Rohrer Jochen, Kaghazchi Payam
Institut für Materialwissenschaft, Fachgebiet Materialmodellierung, Technische Universität Darmstadt, Jovanka-Bontschits-Str. 2, 64287 Darmstadt (Germany).
Chemphyschem. 2014 Dec 15;15(18):3950-4. doi: 10.1002/cphc.201402456. Epub 2014 Sep 22.

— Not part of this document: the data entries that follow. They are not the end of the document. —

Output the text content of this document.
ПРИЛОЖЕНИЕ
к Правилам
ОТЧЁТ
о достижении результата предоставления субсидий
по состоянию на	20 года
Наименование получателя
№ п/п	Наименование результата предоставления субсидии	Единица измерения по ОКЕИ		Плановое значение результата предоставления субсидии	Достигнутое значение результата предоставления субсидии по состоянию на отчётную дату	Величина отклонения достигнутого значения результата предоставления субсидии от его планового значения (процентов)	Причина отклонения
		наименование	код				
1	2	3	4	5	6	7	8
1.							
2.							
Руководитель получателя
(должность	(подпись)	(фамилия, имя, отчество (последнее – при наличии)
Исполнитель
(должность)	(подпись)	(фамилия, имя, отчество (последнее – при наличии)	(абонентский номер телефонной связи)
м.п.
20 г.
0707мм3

The interaction of ethylene carbonate (EC) with Si surfaces is studied by density functional theory. The results show a strong structure sensitivity in the adsorption of EC on Si surfaces. While the adsorbed EC molecule readily decomposes on the Li/Si(111) surface, it does not dissociate on the Li/Si(100) and Li/Si(110) surfaces. On Si(111), the O atom at the top of EC is detached from the EC molecule and binds to the Li adatom, forming Li-O molecules. The mechanism of EC decomposition is the transfer of 2.4 electrons from the surface to the EC molecule, as well as the formation of a covalent bond between the Li adatom and the EC molecule. This result shows that in lithium-ion batteries with Si anodes, dissociation of the solvent and formation of a solid electrolyte interphase layer start as soon as the Li atoms cover the anode surface.

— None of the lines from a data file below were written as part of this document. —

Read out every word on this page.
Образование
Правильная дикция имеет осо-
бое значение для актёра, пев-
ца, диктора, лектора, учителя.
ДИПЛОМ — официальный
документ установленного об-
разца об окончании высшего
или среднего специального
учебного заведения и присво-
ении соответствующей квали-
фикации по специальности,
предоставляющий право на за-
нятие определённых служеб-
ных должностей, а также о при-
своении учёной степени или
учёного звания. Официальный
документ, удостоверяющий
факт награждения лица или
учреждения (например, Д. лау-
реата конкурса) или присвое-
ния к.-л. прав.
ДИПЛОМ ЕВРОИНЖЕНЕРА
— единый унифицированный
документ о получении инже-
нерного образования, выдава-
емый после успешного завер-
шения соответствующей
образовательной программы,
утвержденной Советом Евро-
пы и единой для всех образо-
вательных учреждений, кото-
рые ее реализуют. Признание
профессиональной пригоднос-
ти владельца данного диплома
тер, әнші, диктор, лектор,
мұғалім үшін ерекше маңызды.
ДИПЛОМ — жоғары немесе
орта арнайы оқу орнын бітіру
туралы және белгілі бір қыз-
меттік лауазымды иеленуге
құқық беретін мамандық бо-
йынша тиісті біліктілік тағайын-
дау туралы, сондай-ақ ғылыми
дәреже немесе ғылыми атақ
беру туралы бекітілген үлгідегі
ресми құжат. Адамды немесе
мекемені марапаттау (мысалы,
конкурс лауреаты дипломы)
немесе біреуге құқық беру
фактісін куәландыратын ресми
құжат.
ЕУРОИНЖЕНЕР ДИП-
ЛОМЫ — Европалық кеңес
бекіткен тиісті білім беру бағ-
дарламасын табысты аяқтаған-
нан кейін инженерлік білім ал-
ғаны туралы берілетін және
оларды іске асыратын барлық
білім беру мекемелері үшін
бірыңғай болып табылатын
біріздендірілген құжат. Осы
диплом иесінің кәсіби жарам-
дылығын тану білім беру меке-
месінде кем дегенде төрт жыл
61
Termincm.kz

采用密度泛函理论研究了碳酸亚乙酯(EC)与硅表面的相互作用。结果表明,EC在硅表面的吸附具有很强的结构敏感性。虽然吸附的EC分子在Li/Si(111)表面容易分解,但在Li/Si(100)和Li/Si(110)表面不会解离。在Si(111)上,EC顶部的O原子从EC分子上脱离并与Li吸附原子结合,形成Li-O分子。EC分解的机制是表面向EC分子转移2.4个电子,以及Li吸附原子与EC分子之间形成共价键。该结果表明,在具有硅阳极的锂离子电池中,一旦锂原子覆盖阳极表面,溶剂就会解离并形成固体电解质界面层。